Another local I met was Ed Bortree, a retired ironworker from Connecticut. Bortree was welding dinghy davits onto his 50-foot Tom Colvin-designed steel schooner, Crystal Dawn, as she lay alongside the bulkhead behind Tides Forever. Bortree pointed out a tree over by the dinghy docks called “The Tree of Knowledge.” No tourists this time, just a coven of salty guys lounged in its shade, no doubt swapping wisdom and damnable lies.
Bortree and his wife, Patty, a retired schoolteacher, brought me along to a neighborhood Thanksgiving Day celebration overlooking the harbor. There must have been 50 people there from throughout the eastern United States. When I asked the Bortrees why they had moved to Marathon, they echo what Myers says about the sense of community in the harbor and praise the friendly staff of the city marina.
That night, I drove a rental car to Miami International Airport to collect the rest of the delivery crew, Barry Terry and David Hakin, two British ex-pats living in the Dominican Republic. We spent the next day provisioning the boat, which included Terry and Hakin doing their Christmas shopping. We collected an EPIRB we had ordered at the local West Marine and new ship’s inverter at one of the local marine electronics dealerships.
Elvis and turkey
With a Saturday morning departure, there was only one more thing for three sailors to do on a Friday night: go out on the town. Marathon’s most notorious drinking venue is the Brass Monkey, a funky, smoke-filled haunt at a nearby shopping plaza. We probably would have gone there, except for one thing.
“Free Elvis Tonite,” read the sign outside the American Legion Hall. No Englishman born can resist a night of Elvis Presley on his native turf, so to the American Legion we went, accompanied by the Bortrees. Not only was Elvis fully costumed and singing for tips only, but the turkey dinner buffet was free, too. My Brits got to enjoy a belated Thanksgiving dinner.
Of the two, Hakin had never been to the States before. As Tides Forever was crossing the Gulf Stream, he confessed he had harbored ill will toward the United States. “The problem with the States,” he had reckoned, “was that it’s filled with Americans.”
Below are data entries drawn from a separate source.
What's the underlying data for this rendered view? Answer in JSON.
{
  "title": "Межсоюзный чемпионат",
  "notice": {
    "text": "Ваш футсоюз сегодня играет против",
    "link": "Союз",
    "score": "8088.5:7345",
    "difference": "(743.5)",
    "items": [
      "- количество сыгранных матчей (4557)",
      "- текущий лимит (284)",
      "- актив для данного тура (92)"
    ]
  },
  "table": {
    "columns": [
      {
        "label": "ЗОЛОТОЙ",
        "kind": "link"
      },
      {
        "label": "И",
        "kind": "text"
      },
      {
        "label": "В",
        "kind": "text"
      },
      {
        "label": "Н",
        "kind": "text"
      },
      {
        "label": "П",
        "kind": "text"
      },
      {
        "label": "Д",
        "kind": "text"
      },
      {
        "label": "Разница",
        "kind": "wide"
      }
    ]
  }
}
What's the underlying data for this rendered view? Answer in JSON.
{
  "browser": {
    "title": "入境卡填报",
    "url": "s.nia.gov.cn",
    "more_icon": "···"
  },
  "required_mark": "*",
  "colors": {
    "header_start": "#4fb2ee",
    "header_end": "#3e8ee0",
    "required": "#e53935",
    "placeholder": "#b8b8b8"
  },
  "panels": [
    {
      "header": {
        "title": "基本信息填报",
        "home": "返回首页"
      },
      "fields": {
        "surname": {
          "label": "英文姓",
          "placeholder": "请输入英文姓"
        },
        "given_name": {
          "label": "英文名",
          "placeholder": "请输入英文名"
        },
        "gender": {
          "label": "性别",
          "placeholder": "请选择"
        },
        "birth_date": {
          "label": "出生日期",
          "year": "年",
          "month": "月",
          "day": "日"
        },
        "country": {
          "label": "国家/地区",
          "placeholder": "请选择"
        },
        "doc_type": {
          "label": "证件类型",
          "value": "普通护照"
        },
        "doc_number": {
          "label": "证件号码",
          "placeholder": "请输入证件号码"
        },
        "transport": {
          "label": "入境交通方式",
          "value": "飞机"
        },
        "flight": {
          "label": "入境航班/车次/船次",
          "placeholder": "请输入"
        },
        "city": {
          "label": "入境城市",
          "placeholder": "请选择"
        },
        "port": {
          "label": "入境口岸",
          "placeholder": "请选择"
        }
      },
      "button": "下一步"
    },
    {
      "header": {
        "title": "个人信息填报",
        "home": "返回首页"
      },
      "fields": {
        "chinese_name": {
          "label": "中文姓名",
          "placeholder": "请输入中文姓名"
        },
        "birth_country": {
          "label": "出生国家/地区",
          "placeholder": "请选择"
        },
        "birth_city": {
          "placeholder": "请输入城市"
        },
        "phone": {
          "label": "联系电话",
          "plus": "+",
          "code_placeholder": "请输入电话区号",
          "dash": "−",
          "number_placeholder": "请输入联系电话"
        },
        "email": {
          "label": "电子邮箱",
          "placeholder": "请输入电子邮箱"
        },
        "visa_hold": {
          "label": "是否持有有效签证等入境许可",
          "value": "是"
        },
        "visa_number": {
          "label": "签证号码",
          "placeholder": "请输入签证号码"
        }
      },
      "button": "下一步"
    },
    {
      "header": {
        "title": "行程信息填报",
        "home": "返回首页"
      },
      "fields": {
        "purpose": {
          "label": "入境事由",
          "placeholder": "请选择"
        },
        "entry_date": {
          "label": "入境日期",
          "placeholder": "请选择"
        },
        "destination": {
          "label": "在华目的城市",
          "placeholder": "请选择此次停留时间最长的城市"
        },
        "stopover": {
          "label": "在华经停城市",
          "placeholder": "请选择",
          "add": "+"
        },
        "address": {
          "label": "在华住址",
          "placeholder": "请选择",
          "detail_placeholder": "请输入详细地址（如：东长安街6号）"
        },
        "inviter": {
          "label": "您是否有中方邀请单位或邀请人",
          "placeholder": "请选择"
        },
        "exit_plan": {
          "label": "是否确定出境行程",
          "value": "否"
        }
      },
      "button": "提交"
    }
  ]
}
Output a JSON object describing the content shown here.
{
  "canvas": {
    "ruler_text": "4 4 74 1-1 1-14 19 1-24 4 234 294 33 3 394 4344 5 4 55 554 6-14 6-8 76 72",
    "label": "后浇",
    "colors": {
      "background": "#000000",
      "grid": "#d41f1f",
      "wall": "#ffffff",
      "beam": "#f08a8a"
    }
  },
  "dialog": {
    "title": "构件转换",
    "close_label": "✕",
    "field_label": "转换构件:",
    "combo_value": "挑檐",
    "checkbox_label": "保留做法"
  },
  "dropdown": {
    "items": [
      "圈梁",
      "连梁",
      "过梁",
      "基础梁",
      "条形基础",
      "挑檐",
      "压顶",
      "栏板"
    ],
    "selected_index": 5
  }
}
Bear in mind Hakin had arrived in Miami in darkness; the Overseas Highway and 32 hours of Marathon would constitute 100 percent of his firsthand experience with the United States. Hakin says he had been touched when the clerk at Kmart complimented him on his shopping acumen. Everyone was so friendly. He had celebrated the best of American holidays and shot billiards with the vets at the Legion hall. What a difference a day of shopping and a night of free Elvis can make! America, Hakin now admits, may not be so bad after all. Thanks to Marathon.